Hariku diawali dengan adanya panggilan dari Bob. Ketika kuangkat, suara yang muncul dari balik telefon itu bukanlah Bob. Melainkan suara yang asing.

"Selamat siang. Saya dari bagian rumah sakit."

"Ya? Kenapa rumah sakit menggunaka telefon temanku untuk melakukan panggilan?"

"Jadi begini pak. Teman bapak pagi ini telah meninggal, kami tidak bisa menghubungi pihak keluarganya. Sehingga, kami melakukan panggilan kepada kontak terakhir yang dihubungi oleh Bapak Bob, dan ternyata itu nomor bapak."

"Apa!!? Meninggal!? Bagaimana bisa dia tiba-tiba meninggal? Apa dia memiliki penyakit?"

"Sayangnya, kami juga tidak tahu pak. Kami mendapat panggilan dari kepolisian untuk membawa ambulans ke kediaman Bapak Bob siang ini. Kalau boleh tau, apa bapak memiliki kontak keluarga Bapak Bob?"

"Ya ya saya punya." Segera kusebutkan angka demi angka bernamakan 'Kakak Bob' yang tercatat di atas buku catatanku.

"Baiklah terima kasih pak. Mohon maaf sudah mengganggu harinya."

Setelah kututup telefonku, aku terdiam. Aku hanya bisa bersedih dengan tidak percaya kalau kemarin malam aku baru saja berbicara dengan sahabatku. Namun aku teralihkan dengan suara panggilan untuk kedua kalinya.

"Selamat siang. Saya dari bagian kepolisian. Maaf sudah mengganggu harinya."

"Iya, ada apa?"

"Benar ini teman Bapak Bob?"

"Benar."

Sepertinya aku tidak bisa menahan rasa penasaranku atas kematian sahabatku. Secara tak sadar aku bertanya. "Pak, apa yang menimpa teman saya? Apa yang membuatnya meninggal?"
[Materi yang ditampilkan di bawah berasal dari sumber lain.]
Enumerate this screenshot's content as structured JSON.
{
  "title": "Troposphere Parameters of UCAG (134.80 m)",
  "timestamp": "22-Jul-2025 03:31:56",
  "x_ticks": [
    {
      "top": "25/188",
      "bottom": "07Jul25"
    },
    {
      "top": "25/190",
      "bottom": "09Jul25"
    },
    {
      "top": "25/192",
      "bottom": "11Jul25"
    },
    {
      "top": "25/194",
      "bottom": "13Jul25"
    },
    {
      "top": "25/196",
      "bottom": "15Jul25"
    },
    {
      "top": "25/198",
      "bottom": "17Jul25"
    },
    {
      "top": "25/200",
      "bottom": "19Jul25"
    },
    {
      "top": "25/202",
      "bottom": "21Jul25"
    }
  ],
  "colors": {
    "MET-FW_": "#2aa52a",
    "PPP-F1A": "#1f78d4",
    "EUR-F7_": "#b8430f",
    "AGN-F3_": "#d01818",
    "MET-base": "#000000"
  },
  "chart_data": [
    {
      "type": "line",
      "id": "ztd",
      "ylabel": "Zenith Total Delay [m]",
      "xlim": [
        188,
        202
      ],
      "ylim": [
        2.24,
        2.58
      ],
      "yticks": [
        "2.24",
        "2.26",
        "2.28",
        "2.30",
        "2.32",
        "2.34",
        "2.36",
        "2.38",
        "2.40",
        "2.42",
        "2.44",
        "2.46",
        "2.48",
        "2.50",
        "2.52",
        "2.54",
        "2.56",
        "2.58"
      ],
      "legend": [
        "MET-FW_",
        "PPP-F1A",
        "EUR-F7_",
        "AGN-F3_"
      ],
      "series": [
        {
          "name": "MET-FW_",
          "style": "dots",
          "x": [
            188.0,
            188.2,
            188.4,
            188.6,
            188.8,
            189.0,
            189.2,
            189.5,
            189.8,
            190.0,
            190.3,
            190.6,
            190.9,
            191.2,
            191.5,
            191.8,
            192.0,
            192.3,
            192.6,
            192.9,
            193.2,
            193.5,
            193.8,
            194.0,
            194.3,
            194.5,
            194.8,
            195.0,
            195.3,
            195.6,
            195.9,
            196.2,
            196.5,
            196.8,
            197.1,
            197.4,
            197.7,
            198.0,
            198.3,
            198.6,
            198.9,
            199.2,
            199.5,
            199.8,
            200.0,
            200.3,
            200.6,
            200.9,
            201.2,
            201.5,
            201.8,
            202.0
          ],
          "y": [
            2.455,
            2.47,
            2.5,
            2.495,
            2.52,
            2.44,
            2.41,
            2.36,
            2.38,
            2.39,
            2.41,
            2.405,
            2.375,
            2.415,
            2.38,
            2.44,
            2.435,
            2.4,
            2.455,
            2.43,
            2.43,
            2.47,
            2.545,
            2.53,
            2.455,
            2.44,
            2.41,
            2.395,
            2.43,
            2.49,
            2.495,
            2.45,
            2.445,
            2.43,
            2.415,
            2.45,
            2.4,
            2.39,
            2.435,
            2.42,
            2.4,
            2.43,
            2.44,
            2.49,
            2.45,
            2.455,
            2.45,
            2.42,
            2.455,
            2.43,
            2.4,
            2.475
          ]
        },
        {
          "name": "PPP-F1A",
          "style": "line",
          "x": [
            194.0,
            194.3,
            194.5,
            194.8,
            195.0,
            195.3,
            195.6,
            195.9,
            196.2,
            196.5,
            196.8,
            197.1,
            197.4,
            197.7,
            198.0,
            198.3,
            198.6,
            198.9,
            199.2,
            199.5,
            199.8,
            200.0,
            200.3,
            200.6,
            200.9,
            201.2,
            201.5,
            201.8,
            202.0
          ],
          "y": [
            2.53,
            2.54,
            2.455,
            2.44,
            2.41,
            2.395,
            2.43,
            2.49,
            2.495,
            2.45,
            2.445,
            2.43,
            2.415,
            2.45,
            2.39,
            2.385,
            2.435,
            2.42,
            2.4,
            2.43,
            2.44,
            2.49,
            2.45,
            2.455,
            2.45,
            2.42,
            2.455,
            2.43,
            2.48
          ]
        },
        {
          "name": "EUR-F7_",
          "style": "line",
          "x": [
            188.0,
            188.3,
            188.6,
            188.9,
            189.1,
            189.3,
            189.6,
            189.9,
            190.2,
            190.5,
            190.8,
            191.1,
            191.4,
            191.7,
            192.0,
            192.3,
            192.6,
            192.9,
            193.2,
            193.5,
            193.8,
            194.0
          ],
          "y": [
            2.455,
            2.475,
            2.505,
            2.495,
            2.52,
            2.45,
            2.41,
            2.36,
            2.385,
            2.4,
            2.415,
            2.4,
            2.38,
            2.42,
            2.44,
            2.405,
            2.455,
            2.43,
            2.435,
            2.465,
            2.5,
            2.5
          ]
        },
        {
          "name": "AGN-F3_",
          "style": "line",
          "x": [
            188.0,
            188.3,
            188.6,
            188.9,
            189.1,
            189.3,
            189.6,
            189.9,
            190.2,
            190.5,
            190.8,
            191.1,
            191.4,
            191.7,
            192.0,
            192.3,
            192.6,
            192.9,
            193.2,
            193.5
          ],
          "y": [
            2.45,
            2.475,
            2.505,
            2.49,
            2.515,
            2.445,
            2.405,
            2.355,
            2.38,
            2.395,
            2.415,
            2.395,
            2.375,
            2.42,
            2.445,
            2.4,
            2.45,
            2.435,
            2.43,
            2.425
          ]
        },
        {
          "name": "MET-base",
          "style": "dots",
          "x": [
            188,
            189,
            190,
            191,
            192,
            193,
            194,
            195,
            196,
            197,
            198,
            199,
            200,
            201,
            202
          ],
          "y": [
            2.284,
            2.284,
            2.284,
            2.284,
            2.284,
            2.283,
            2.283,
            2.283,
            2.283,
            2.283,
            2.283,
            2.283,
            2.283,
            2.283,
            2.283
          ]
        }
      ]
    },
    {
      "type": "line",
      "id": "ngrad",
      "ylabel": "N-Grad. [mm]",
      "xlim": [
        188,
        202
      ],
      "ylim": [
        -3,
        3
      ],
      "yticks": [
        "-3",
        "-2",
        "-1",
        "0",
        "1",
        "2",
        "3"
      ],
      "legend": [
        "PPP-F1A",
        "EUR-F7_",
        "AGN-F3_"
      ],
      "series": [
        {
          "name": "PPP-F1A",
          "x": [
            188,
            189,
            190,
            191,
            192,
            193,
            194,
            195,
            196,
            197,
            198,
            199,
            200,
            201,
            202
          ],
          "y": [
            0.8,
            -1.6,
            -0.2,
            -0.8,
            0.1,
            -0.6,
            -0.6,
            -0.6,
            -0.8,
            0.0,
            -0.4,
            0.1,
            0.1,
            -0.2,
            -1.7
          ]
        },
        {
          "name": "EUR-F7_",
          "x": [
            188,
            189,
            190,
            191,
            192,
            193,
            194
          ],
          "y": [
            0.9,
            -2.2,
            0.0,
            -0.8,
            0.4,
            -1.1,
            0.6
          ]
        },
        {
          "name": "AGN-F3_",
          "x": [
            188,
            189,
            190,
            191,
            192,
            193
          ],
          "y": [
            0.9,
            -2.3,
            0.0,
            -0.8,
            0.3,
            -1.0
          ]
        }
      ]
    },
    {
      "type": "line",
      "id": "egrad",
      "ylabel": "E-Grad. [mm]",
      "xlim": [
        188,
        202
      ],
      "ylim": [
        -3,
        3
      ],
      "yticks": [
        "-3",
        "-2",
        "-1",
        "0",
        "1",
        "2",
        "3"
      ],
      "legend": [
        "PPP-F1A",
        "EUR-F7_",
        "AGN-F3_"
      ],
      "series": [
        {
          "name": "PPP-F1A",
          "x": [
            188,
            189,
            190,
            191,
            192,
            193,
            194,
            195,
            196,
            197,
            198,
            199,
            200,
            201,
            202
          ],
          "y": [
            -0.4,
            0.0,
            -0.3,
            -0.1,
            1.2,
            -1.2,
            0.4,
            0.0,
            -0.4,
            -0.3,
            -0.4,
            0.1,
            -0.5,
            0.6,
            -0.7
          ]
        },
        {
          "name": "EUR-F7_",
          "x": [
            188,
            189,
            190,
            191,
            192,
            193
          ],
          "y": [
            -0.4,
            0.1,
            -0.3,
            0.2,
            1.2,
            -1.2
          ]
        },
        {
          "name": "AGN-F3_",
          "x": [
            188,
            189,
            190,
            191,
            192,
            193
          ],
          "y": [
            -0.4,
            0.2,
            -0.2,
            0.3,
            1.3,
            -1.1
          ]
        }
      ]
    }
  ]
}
"Teman bapak meninggal tanpa bekas luka. Kami sedang menyelidiki kasus-nya. Satu-satunya petunjuk yang ditinggalkan oleh Pak Bob adalah kertas dengan tulisan Jangan mimpi."

"Apa maksudnya?"

"Satu-satunya keterangannya adalah buku harian Bapak Bob yang menceritakan kalau selama 3 malam, yaitu tanggal 16,17, dan 18 ia mengalami mimpi buruk. Tapi dilanjut di tanggal 19 nya ia mendapat mimpi yang sangat indah. Dan pada tanggal 21, terakhir ia melakukan panggilan dengan anda."

Tanganku lemas. Suara yang masih berbicara di balik telefon yang telah tergeletak di lantai itu tak ku dengarkan. Yang ada di pikiranku sekarang hanya bagaimana cara agar aku tidak tidur malam ini.